Companies faced with a lack of talent can try to alleviate that pressure by sponsoring qualified overseas candidates. Last year, despite the skills shortage, only 19 per cent of employers decided to look outside Canada for potential candidates. The survey found that in 2013 most Canadian companies – 58 per cent – said they will not sponsor, or are undecided about sponsoring, a foreign candidate for a job. Nearly half said the lengthy immigration process is a barrier to looking for talent elsewhere.

However, companies’ reluctance to look to immigration to fill vacant jobs could change given that the federal government plans to fast-track entry of skilled foreign workers when there’s demand for their specific talents. Earlier this month, Ottawa said it will change its evaluation criteria to encourage more young immigrants to apply, and it will alter how it assesses work experience and education.

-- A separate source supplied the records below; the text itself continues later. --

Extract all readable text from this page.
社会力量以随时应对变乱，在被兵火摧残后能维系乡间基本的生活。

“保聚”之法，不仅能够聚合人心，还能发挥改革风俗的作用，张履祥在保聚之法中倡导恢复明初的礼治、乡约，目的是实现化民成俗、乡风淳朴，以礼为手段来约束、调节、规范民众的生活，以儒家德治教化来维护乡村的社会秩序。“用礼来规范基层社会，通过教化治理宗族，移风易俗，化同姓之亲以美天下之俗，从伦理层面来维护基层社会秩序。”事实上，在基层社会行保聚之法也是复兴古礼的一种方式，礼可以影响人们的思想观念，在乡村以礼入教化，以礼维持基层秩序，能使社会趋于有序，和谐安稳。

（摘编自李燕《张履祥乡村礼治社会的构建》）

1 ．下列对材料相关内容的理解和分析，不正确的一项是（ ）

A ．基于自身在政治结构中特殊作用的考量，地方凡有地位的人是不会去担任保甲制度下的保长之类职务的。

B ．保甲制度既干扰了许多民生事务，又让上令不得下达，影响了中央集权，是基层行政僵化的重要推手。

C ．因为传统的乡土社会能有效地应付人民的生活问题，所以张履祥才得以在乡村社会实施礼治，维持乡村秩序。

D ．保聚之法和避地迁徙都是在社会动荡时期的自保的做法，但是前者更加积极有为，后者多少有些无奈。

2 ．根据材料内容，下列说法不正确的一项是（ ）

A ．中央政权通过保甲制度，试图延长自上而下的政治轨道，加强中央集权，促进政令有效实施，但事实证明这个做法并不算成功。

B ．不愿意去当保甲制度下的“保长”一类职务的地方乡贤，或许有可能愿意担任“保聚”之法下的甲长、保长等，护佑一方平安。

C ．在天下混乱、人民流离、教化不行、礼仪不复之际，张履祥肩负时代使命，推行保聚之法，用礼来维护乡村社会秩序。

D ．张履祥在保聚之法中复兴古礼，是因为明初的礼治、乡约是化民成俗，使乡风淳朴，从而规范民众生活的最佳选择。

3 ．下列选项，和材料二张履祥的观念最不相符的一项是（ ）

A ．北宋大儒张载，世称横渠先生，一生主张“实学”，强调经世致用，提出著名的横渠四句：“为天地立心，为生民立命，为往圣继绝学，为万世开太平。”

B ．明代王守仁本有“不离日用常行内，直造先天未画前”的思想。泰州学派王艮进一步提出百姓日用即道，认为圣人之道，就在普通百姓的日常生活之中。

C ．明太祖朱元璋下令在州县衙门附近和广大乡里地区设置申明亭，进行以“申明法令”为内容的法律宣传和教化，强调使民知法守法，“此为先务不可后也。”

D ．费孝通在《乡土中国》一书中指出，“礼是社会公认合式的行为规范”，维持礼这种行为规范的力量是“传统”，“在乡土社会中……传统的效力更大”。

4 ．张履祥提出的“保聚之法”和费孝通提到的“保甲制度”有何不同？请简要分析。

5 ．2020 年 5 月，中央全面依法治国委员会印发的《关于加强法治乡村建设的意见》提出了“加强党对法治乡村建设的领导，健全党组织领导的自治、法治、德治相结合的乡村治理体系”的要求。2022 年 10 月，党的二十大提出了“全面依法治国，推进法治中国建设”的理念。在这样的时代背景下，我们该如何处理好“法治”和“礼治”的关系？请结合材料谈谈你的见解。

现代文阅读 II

The Hays survey also looked at opinions about the economy, hiring and salaries. The outlook for the economy was mixed, with 34 per cent of respondents saying it will improve in the next year, while 55 per cent expect it to stay static. The survey also found that while 35 per cent of respondents expect permanent staff levels to increase in the coming year, 53 per cent expect them to remain the same. Nearly half of respondents – 48 per cent – predicted that salaries will increase by less than 3 per cent in 2013, and 37 per cent said salaries would rise by between 3 per cent and 6 per cent.